Assesing someone's potential as a humanities student seems to rely a lot more on intangible impressions, though, which makes the process more susceptible to favouring people who know how to talk the talk. Whereas afaik Cambridge still base a lot of their maths interview process on 'give them some hard elementary problems, see how they get on with them / give them an exam full of hard elementary problems, see how they get on with that.'
i was actually going to make this point to you when you brought up step papers.
however, step papers in themselves can be taught can't they? i mean, they require astounding cognitive ability, but you can still teach them. so those schools who can provide will stand a better chance of successful candidates.
maths is really tough to feign understanding in though, which is probably why a lot of students find it their least favourite subject.
right, on grammar schools;
differentiation; are you KIDDING?? and the idea that broad ability comprehensives only cater for those in the middle is utterly crazy. have you ever been into a school?
i admit i have never been into a grammar school or know what they do there which is so amazing, so i'm coming in as blind as you seem to be about the comprehensive system or whatever it's called nowadays. coming from leicestershire there's just schools and that's it.

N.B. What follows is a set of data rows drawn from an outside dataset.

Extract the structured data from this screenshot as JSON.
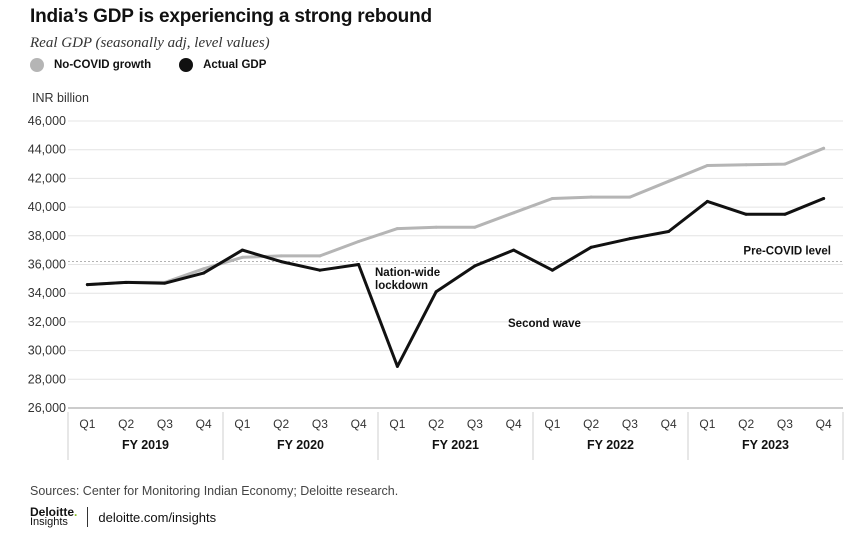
{
  "title": "India’s GDP is experiencing a strong rebound",
  "subtitle": "Real GDP (seasonally adj, level values)",
  "legend": [
    {
      "label": "No-COVID growth",
      "color": "#b5b5b5"
    },
    {
      "label": "Actual GDP",
      "color": "#111111"
    }
  ],
  "source": "Sources: Center for Monitoring Indian Economy; Deloitte research.",
  "brand": {
    "line1": "Deloitte",
    "dot": ".",
    "line2": "Insights",
    "url": "deloitte.com/insights"
  },
  "chart_data": {
    "type": "line",
    "ylabel": "INR billion",
    "ylim": [
      26000,
      46000
    ],
    "yticks": [
      "26,000",
      "28,000",
      "30,000",
      "32,000",
      "34,000",
      "36,000",
      "38,000",
      "40,000",
      "42,000",
      "44,000",
      "46,000"
    ],
    "categories": [
      "Q1",
      "Q2",
      "Q3",
      "Q4",
      "Q1",
      "Q2",
      "Q3",
      "Q4",
      "Q1",
      "Q2",
      "Q3",
      "Q4",
      "Q1",
      "Q2",
      "Q3",
      "Q4",
      "Q1",
      "Q2",
      "Q3",
      "Q4"
    ],
    "groups": [
      "FY 2019",
      "FY 2020",
      "FY 2021",
      "FY 2022",
      "FY 2023"
    ],
    "grid": true,
    "series": [
      {
        "name": "No-COVID growth",
        "color": "#b5b5b5",
        "values": [
          34600,
          34750,
          34750,
          35700,
          36500,
          36600,
          36600,
          37600,
          38500,
          38600,
          38600,
          39600,
          40600,
          40700,
          40700,
          41800,
          42900,
          42950,
          43000,
          44100
        ]
      },
      {
        "name": "Actual GDP",
        "color": "#111111",
        "values": [
          34600,
          34750,
          34700,
          35400,
          37000,
          36200,
          35600,
          36000,
          28900,
          34100,
          35900,
          37000,
          35600,
          37200,
          37800,
          38300,
          40400,
          39500,
          39500,
          40600
        ]
      }
    ],
    "reference_line": {
      "label": "Pre-COVID level",
      "value": 36200
    },
    "annotations": [
      {
        "text_lines": [
          "Nation-wide",
          "lockdown"
        ],
        "name": "annotation-lockdown"
      },
      {
        "text_lines": [
          "Second wave"
        ],
        "name": "annotation-second-wave"
      }
    ]
  }
}
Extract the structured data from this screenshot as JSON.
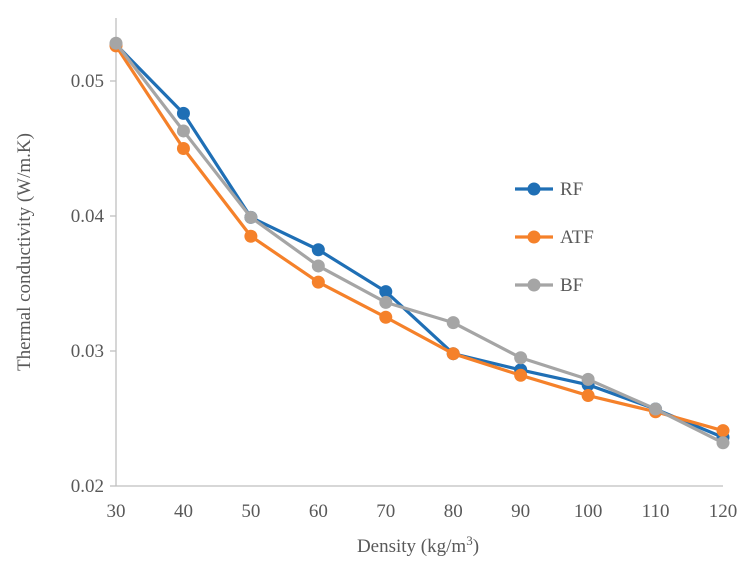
{
  "chart_data": {
    "type": "line",
    "title": "",
    "xlabel": "Density (kg/m",
    "xlabel_superscript": "3",
    "xlabel_suffix": ")",
    "ylabel": "Thermal conductivity (W/m.K)",
    "xlim": [
      30,
      120
    ],
    "ylim": [
      0.02,
      0.05
    ],
    "x_ticks": [
      "30",
      "40",
      "50",
      "60",
      "70",
      "80",
      "90",
      "100",
      "110",
      "120"
    ],
    "y_ticks": [
      "0.02",
      "0.03",
      "0.04",
      "0.05"
    ],
    "grid": false,
    "legend_position": "right",
    "x": [
      30,
      40,
      50,
      60,
      70,
      80,
      90,
      100,
      110,
      120
    ],
    "series": [
      {
        "name": "RF",
        "color": "#1f6fb5",
        "values": [
          0.0527,
          0.0476,
          0.0399,
          0.0375,
          0.0344,
          0.0298,
          0.0286,
          0.0275,
          0.0257,
          0.0236
        ]
      },
      {
        "name": "ATF",
        "color": "#f5812a",
        "values": [
          0.0526,
          0.045,
          0.0385,
          0.0351,
          0.0325,
          0.0298,
          0.0282,
          0.0267,
          0.0255,
          0.0241
        ]
      },
      {
        "name": "BF",
        "color": "#a5a5a5",
        "values": [
          0.0528,
          0.0463,
          0.0399,
          0.0363,
          0.0336,
          0.0321,
          0.0295,
          0.0279,
          0.0257,
          0.0232
        ]
      }
    ]
  }
}
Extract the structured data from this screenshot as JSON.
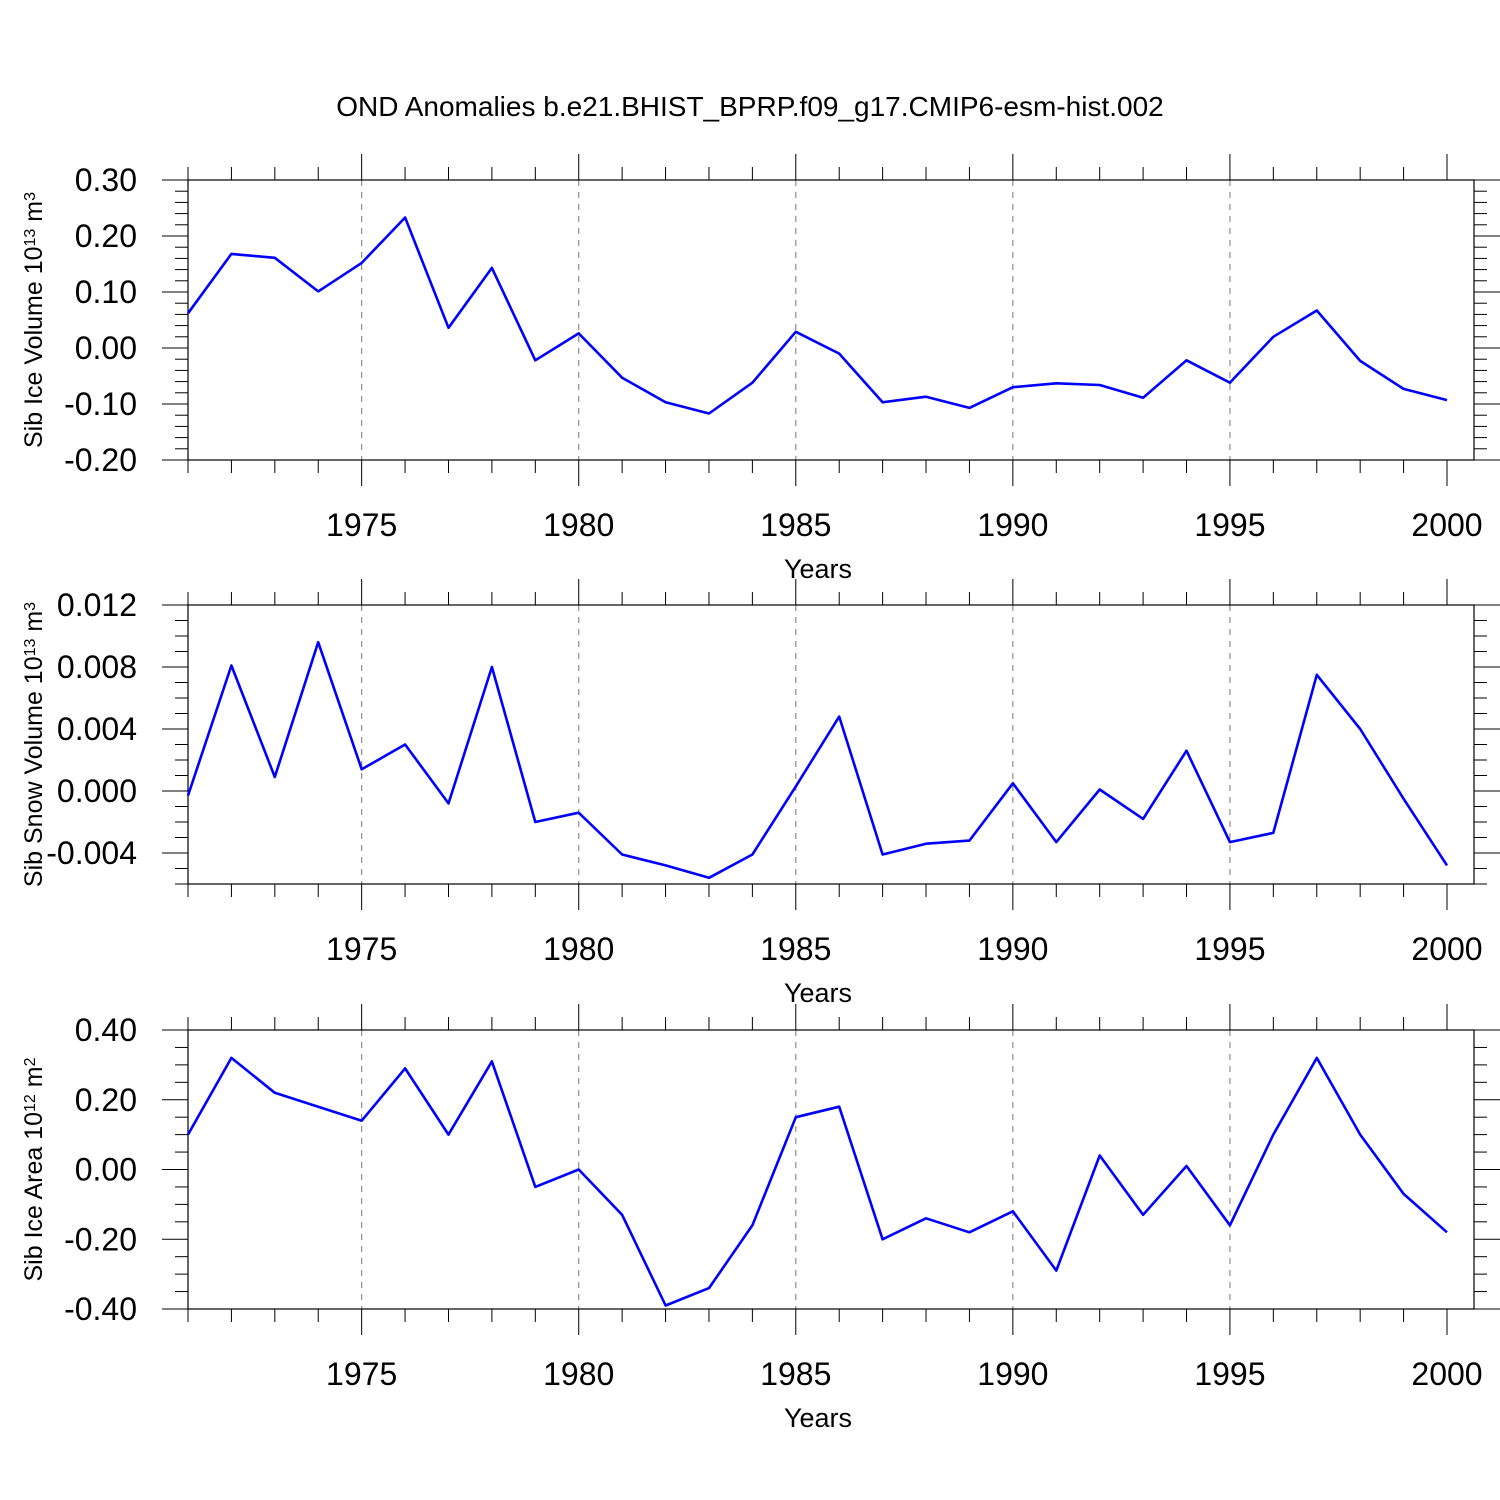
{
  "title": "OND Anomalies b.e21.BHIST_BPRP.f09_g17.CMIP6-esm-hist.002",
  "colors": {
    "line": "#0000ff",
    "grid": "#8c8c8c"
  },
  "chart_data": [
    {
      "type": "line",
      "ylabel": {
        "main": "Sib Ice Volume 10",
        "sup": "13",
        "unit": " m",
        "unit_sup": "3"
      },
      "xlabel": "Years",
      "xlim": [
        1971,
        2000
      ],
      "ylim": [
        -0.2,
        0.3
      ],
      "yticks": [
        -0.2,
        -0.1,
        0.0,
        0.1,
        0.2,
        0.3
      ],
      "ytick_labels": [
        "-0.20",
        "-0.10",
        "0.00",
        "0.10",
        "0.20",
        "0.30"
      ],
      "xticks": [
        1975,
        1980,
        1985,
        1990,
        1995,
        2000
      ],
      "xtick_labels": [
        "1975",
        "1980",
        "1985",
        "1990",
        "1995",
        "2000"
      ],
      "grid": "vertical dashed at labeled years",
      "x": [
        1971,
        1972,
        1973,
        1974,
        1975,
        1976,
        1977,
        1978,
        1979,
        1980,
        1981,
        1982,
        1983,
        1984,
        1985,
        1986,
        1987,
        1988,
        1989,
        1990,
        1991,
        1992,
        1993,
        1994,
        1995,
        1996,
        1997,
        1998,
        1999,
        2000
      ],
      "values": [
        0.062,
        0.168,
        0.161,
        0.101,
        0.152,
        0.233,
        0.036,
        0.143,
        -0.022,
        0.026,
        -0.053,
        -0.097,
        -0.117,
        -0.062,
        0.029,
        -0.01,
        -0.097,
        -0.087,
        -0.107,
        -0.07,
        -0.063,
        -0.066,
        -0.089,
        -0.022,
        -0.062,
        0.02,
        0.067,
        -0.023,
        -0.073,
        -0.093
      ]
    },
    {
      "type": "line",
      "ylabel": {
        "main": "Sib Snow Volume 10",
        "sup": "13",
        "unit": " m",
        "unit_sup": "3"
      },
      "xlabel": "Years",
      "xlim": [
        1971,
        2000
      ],
      "ylim": [
        -0.006,
        0.012
      ],
      "yticks": [
        -0.004,
        0.0,
        0.004,
        0.008,
        0.012
      ],
      "ytick_labels": [
        "-0.004",
        "0.000",
        "0.004",
        "0.008",
        "0.012"
      ],
      "xticks": [
        1975,
        1980,
        1985,
        1990,
        1995,
        2000
      ],
      "xtick_labels": [
        "1975",
        "1980",
        "1985",
        "1990",
        "1995",
        "2000"
      ],
      "grid": "vertical dashed at labeled years",
      "x": [
        1971,
        1972,
        1973,
        1974,
        1975,
        1976,
        1977,
        1978,
        1979,
        1980,
        1981,
        1982,
        1983,
        1984,
        1985,
        1986,
        1987,
        1988,
        1989,
        1990,
        1991,
        1992,
        1993,
        1994,
        1995,
        1996,
        1997,
        1998,
        1999,
        2000
      ],
      "values": [
        -0.0003,
        0.0081,
        0.0009,
        0.0096,
        0.0014,
        0.003,
        -0.0008,
        0.008,
        -0.002,
        -0.0014,
        -0.0041,
        -0.0048,
        -0.0056,
        -0.0041,
        0.0003,
        0.0048,
        -0.0041,
        -0.0034,
        -0.0032,
        0.0005,
        -0.0033,
        0.0001,
        -0.0018,
        0.0026,
        -0.0033,
        -0.0027,
        0.0075,
        0.004,
        -0.0005,
        -0.0048
      ]
    },
    {
      "type": "line",
      "ylabel": {
        "main": "Sib Ice Area 10",
        "sup": "12",
        "unit": " m",
        "unit_sup": "2"
      },
      "xlabel": "Years",
      "xlim": [
        1971,
        2000
      ],
      "ylim": [
        -0.4,
        0.4
      ],
      "yticks": [
        -0.4,
        -0.2,
        0.0,
        0.2,
        0.4
      ],
      "ytick_labels": [
        "-0.40",
        "-0.20",
        "0.00",
        "0.20",
        "0.40"
      ],
      "xticks": [
        1975,
        1980,
        1985,
        1990,
        1995,
        2000
      ],
      "xtick_labels": [
        "1975",
        "1980",
        "1985",
        "1990",
        "1995",
        "2000"
      ],
      "grid": "vertical dashed at labeled years",
      "x": [
        1971,
        1972,
        1973,
        1974,
        1975,
        1976,
        1977,
        1978,
        1979,
        1980,
        1981,
        1982,
        1983,
        1984,
        1985,
        1986,
        1987,
        1988,
        1989,
        1990,
        1991,
        1992,
        1993,
        1994,
        1995,
        1996,
        1997,
        1998,
        1999,
        2000
      ],
      "values": [
        0.1,
        0.32,
        0.22,
        0.18,
        0.14,
        0.29,
        0.1,
        0.31,
        -0.05,
        0.0,
        -0.13,
        -0.39,
        -0.34,
        -0.16,
        0.15,
        0.18,
        -0.2,
        -0.14,
        -0.18,
        -0.12,
        -0.29,
        0.04,
        -0.13,
        0.01,
        -0.16,
        0.1,
        0.32,
        0.1,
        -0.07,
        -0.18
      ]
    }
  ]
}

but to me it just seems to be a system that perpetuates the myth that there's successful people in life and failures, and marks them down into their respective roles at the age of 11. why not ship them off to the factories then? it also seems to disregard the fact that kids can excel in one subject and not in another and further it just causes divides across families and communities.
that's not differentiation. differentiation is about success but individual success. it shouldn't put the students on a pedestal of 'intelligence'. it should be about individual effort and achievement and doing the best that you can and that ain't what grammar schools say to me.